Findings from the new study were published recently in Nature Communications through an article entitled “Molecular insights into genome-wide association studies of chronic kidney disease-defining traits.” The discovery is a major advance in the understanding of the significantly under-diagnosed disorder which, if left undetected, can lead to failing kidneys that need dialysis or kidney transplantation.
The identification of 35 kidney genes is an important step forward to the future development of new diagnostic tests and treatments for the disease that affects around one in ten adults.
“Chronic kidney disease is known for its strong genetic component, noted senior study investigator Maciej Tomaszewski, Ph.D., a professor at the University of Manchester. “Our limited knowledge of its exact genetic mechanisms partly explains why progress in the development of new diagnostic tests and treatments of chronic kidney disease has been so slow.
In the current study, the researchers examined 280 kidney transcriptomes and 9958 gene expression profiles that were obtained from 44 non-renal tissues.
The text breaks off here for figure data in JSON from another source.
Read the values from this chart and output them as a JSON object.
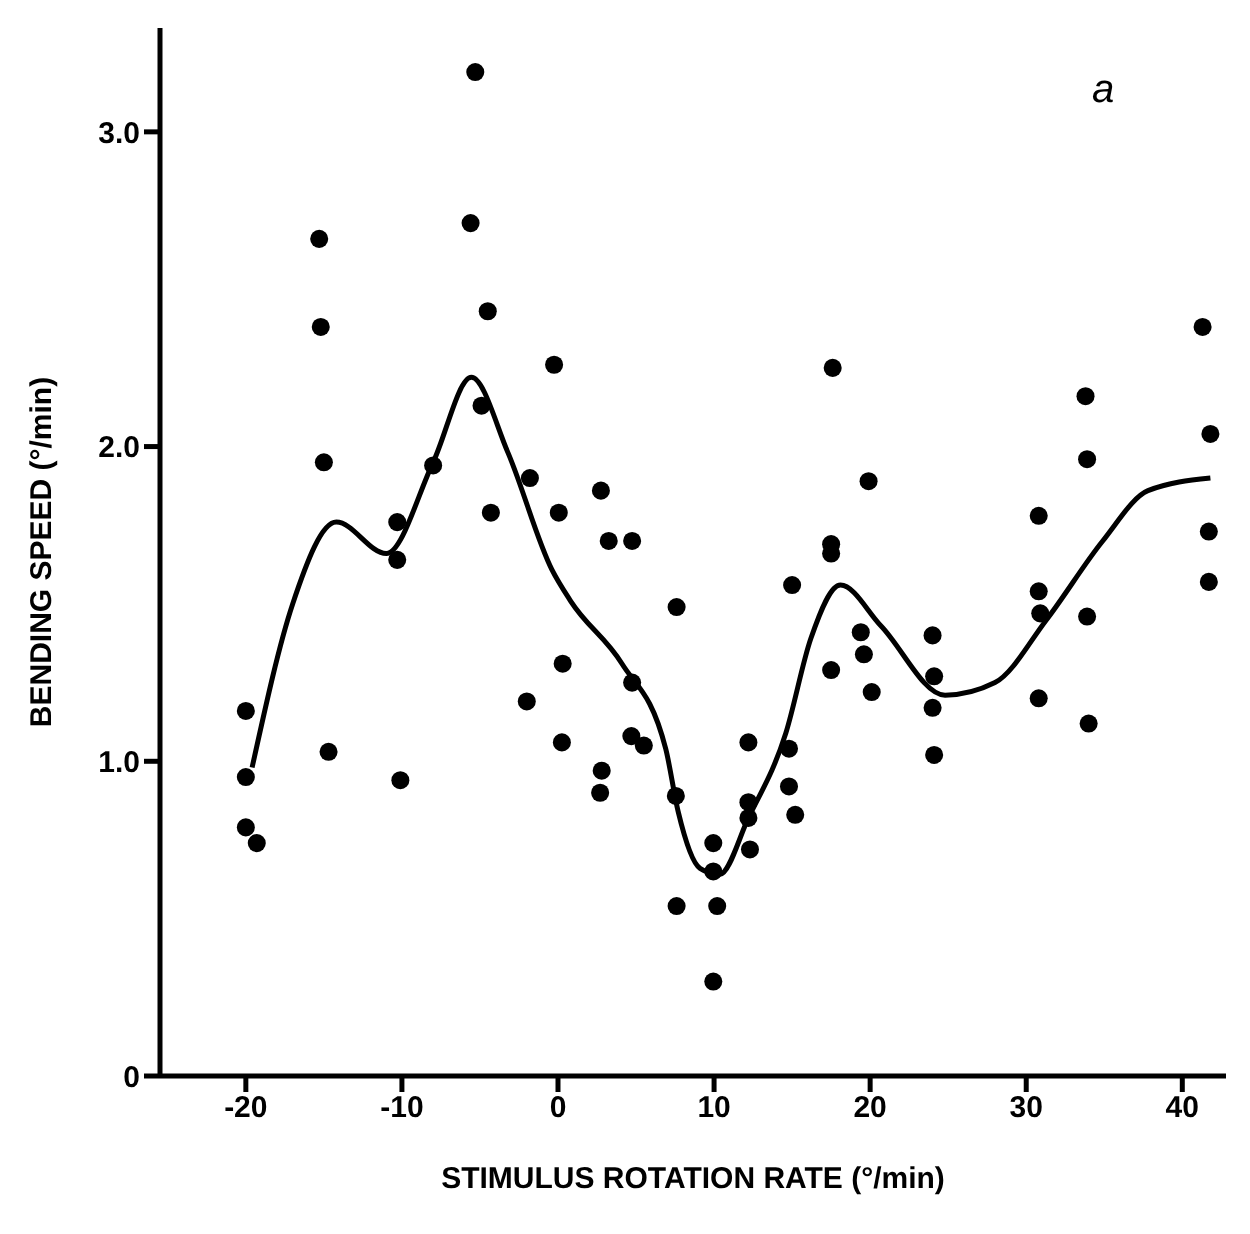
{
  "chart_data": {
    "type": "scatter",
    "xlabel": "STIMULUS ROTATION RATE (°/min)",
    "ylabel": "BENDING SPEED (°/min)",
    "annotations": [
      "a"
    ],
    "xlim": [
      -25.5,
      42.8
    ],
    "xticks": [
      -20,
      -10,
      0,
      10,
      20,
      30,
      40
    ],
    "ylim": [
      0,
      3.33
    ],
    "yticks": [
      0,
      {
        "value": 1,
        "label": "1.0"
      },
      {
        "value": 2,
        "label": "2.0"
      },
      {
        "value": 3,
        "label": "3.0"
      }
    ],
    "series": [
      {
        "marker": "circle",
        "color": "#000000",
        "x": [
          -20,
          -20,
          -20,
          -19.3,
          -14.7,
          -10.1,
          -10.3,
          -2,
          0.3,
          0.25,
          2.8,
          2.7,
          4.75,
          4.7,
          5.5,
          7.6,
          7.55,
          7.6,
          3.25,
          4.75,
          -5.3,
          -15.3,
          -5.6,
          -15.2,
          -4.5,
          -0.25,
          -15,
          -4.9,
          -8,
          -1.8,
          -10.3,
          -4.3,
          0.05,
          2.75,
          17.6,
          19.9,
          17.5,
          17.5,
          41.3,
          33.8,
          41.8,
          33.9,
          30.8,
          41.7,
          41.7,
          15,
          19.4,
          19.6,
          17.5,
          20.1,
          24,
          24.1,
          24,
          24.1,
          30.8,
          30.9,
          30.8,
          33.9,
          34,
          12.2,
          14.8,
          14.8,
          15.2,
          12.2,
          12.2,
          12.3,
          9.95,
          9.95,
          10.2,
          9.95
        ],
        "values": [
          1.16,
          0.95,
          0.79,
          0.74,
          1.03,
          0.94,
          1.64,
          1.19,
          1.31,
          1.06,
          0.97,
          0.9,
          1.25,
          1.08,
          1.05,
          1.49,
          0.89,
          0.54,
          1.7,
          1.7,
          3.19,
          2.66,
          2.71,
          2.38,
          2.43,
          2.26,
          1.95,
          2.13,
          1.94,
          1.9,
          1.76,
          1.79,
          1.79,
          1.86,
          2.25,
          1.89,
          1.69,
          1.66,
          2.38,
          2.16,
          2.04,
          1.96,
          1.78,
          1.73,
          1.57,
          1.56,
          1.41,
          1.34,
          1.29,
          1.22,
          1.4,
          1.27,
          1.17,
          1.02,
          1.54,
          1.47,
          1.2,
          1.46,
          1.12,
          1.06,
          1.04,
          0.92,
          0.83,
          0.87,
          0.82,
          0.72,
          0.74,
          0.65,
          0.54,
          0.3
        ]
      },
      {
        "type": "line",
        "line_style": "solid",
        "color": "#000000",
        "x": [
          -19.6,
          -17,
          -14.2,
          -11,
          -8,
          -5.55,
          -3.2,
          -0.4,
          0.8,
          4.1,
          6.9,
          7.7,
          9.1,
          10.35,
          12.2,
          14.6,
          16.2,
          18.1,
          20.7,
          24.8,
          28,
          31.3,
          34.9,
          37.8,
          41.8
        ],
        "values": [
          0.98,
          1.5,
          1.76,
          1.66,
          1.95,
          2.22,
          1.98,
          1.61,
          1.51,
          1.31,
          1.04,
          0.84,
          0.66,
          0.64,
          0.82,
          1.09,
          1.39,
          1.56,
          1.43,
          1.21,
          1.25,
          1.45,
          1.7,
          1.86,
          1.9
        ]
      }
    ]
  }
}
From this, the team was able to uncover gene expression partners (eGenes) for 88.9% of chronic kidney disease-defining traits loci.
“The findings were made possible by using a state-of-the-art technology known as next-generation RNA sequencing applied to one of the largest ever collections of human kidneys,” Dr. Tomaszewski explained. “We hope that some of the kidney genes we discovered may become attractive targets for the development of future diagnostics and treatment for patients with chronic kidney disease.”
Additionally, the international team of researchers utilized epigenomic chromatin segmentation analysis and variant effect prediction to annotate the functional consequences to 74% of chronic kidney disease loci. “Our colocalization analysis and Mendelian randomization in >130,000 subjects demonstrate causal effects of three eGenes (NAT8B, CASP9, and MUC1) on estimated glomerular filtration rate,” the authors wrote. “We identify a common alternative splice variant in MUC1 (a gene responsible for a rare Mendelian form of kidney disease) and observe increased renal expression of a specific MUC1 mRNA isoform as a plausible molecular mechanism of the GWAS association signal.”
“One of the genes – mucin-1 – is especially interesting,” remarked study investigator Adrian Woolf, Ph.D., a professor at Manchester Children’s Hospital and The Universality of Manchester. “It makes a sticky protein called mucin that coats urinary tubes inside the kidney. Mutations of this gene have already been found in rare families with inherited kidney failure.”
Co-study investigator Fadi Charchar, Ph.D., a professor at Federation University Australia added, “We hope that early prediction by genetic testing even before the development of symptoms will in the future be the first line of defense against one of the world’s top killers. Early detection followed by treatment using kidney-protective medication or avoidance of drugs which can damage the kidneys is the key to healthier kidneys later in life.”
The investigators were encouraged by their findings, but remain cautious to draw any broad conclusions yet, as there is still considerable work that remains to be done in identifying potential diagnostic or therapeutic interventions that can be derived from this data.
We refer to CKD as a silent killer because it is common for it to have little or no symptoms until the consequences of the disease have taken hold. The findings of this research are hugely important as they bring us a step closer to being able to understand, diagnose earlier, and prevent kidney disease,” concluded Elaine Davies, director of research operations at Kidney Research UK, who was not directly involved with the study.